Selon des habitants d’Alep avec qui Le Monde s’est entretenu, cette arme a été utilisée à au moins cinq reprises contre les quartiers de l’est, contrôlés par la rébellion, début juin. Elle a déjà fait plusieurs morts et blessés, dont le nombre exact, compte tenu de la nouveauté du phénomène, reste pour l’instant inconnu. Le journaliste syrien Alaa Al-Jaber, qui se trouvait mardi 14 juin sur le site où l’un de ces engins a explosé, dans le quartier de Sukarri, affirme que 4 personnes en sont mortes et 5 autres ont été blessées.

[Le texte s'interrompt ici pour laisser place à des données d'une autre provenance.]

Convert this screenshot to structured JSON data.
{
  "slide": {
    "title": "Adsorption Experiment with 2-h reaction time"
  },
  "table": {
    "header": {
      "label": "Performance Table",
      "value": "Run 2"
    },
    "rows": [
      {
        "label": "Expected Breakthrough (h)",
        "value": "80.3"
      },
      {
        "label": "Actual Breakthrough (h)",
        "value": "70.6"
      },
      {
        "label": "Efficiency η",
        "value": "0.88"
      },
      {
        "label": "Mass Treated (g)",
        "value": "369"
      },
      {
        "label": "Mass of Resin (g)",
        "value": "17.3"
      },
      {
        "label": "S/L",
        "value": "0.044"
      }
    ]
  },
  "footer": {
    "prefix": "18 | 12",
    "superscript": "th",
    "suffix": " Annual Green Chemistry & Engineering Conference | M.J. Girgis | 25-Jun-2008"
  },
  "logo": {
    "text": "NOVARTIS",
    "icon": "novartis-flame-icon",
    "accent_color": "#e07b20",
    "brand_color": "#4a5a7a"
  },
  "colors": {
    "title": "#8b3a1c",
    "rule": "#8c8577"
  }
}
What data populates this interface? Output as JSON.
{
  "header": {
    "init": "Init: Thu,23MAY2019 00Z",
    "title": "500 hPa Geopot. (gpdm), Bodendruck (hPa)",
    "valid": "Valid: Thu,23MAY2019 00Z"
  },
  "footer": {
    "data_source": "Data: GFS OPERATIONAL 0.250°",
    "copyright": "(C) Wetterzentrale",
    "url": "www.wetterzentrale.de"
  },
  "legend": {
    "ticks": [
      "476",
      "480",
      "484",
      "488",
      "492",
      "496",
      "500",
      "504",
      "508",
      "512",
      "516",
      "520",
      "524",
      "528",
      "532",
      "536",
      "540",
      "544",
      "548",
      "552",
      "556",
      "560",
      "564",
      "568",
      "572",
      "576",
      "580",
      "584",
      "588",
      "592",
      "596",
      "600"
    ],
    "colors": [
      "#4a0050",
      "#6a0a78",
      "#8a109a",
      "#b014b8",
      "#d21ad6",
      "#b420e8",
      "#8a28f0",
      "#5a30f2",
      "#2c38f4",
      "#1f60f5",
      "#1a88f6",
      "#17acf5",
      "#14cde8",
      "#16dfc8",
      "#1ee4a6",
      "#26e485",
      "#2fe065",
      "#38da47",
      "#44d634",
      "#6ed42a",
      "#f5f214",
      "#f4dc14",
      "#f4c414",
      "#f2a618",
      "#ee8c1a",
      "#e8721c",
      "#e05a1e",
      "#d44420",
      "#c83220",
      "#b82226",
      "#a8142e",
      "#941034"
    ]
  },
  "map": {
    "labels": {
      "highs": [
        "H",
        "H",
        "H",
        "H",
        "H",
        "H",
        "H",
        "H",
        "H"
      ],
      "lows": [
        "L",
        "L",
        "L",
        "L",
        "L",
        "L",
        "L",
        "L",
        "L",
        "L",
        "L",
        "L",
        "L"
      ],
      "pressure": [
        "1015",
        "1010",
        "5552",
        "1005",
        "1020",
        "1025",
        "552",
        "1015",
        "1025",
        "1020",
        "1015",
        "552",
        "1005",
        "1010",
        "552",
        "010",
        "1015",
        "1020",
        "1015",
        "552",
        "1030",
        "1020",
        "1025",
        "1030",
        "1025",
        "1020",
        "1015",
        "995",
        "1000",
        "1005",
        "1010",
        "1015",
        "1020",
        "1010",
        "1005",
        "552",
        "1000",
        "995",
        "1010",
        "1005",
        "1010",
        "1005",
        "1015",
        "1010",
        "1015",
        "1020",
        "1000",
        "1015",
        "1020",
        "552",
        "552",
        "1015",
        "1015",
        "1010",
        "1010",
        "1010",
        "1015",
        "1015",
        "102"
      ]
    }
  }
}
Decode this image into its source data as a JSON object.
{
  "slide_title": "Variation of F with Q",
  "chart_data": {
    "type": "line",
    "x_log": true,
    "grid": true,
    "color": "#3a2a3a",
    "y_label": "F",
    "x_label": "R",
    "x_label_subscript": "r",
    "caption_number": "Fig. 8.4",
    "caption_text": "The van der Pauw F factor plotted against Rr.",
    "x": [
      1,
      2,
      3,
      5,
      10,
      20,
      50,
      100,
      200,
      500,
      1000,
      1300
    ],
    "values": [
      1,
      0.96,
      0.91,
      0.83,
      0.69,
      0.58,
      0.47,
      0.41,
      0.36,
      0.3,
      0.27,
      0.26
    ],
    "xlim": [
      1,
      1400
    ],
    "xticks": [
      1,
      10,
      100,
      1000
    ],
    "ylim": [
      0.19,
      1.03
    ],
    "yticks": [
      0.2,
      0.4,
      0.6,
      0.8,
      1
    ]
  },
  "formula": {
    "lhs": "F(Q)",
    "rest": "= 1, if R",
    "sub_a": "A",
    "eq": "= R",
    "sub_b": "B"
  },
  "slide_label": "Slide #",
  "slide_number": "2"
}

Une arme anti-mines détournée

Originellement, ce type d’arme a une vocation anti-mines. Elle est d’habitude projetée depuis le sol, attachée à un missile, pour sécuriser une bande de terrain et ouvrir la voie à l’infanterie. Le lancement peut se faire de deux façons : soit depuis un canon fixe – il est possible que cette technique ait été aussi employée à Alep – ; soit depuis un blindé, comme le UR 77 Meteorit, de fabrication russe, qui est dotée d’une tourelle de projection (voir ce reportage de la télévision russe).

Un exemplaire de ce tank avait été filmé en action à Jobar, un quartier de Damas contrôlé par les insurgés, à l’automne 2014. Des photographies le montrent en train d’être convoyé, à la sortie de l’aéroport militaire de Mezzeh, au sud de la capitale, ce qui suppose que Moscou l’avait livré à son allié syrien par voie aérienne peu auparavant. A cette époque, déjà, sa vocation traditionnelle avait été détournée. Il ne s’agissait pas de nettoyer un champ de mines mais de détruire des positions rebelles.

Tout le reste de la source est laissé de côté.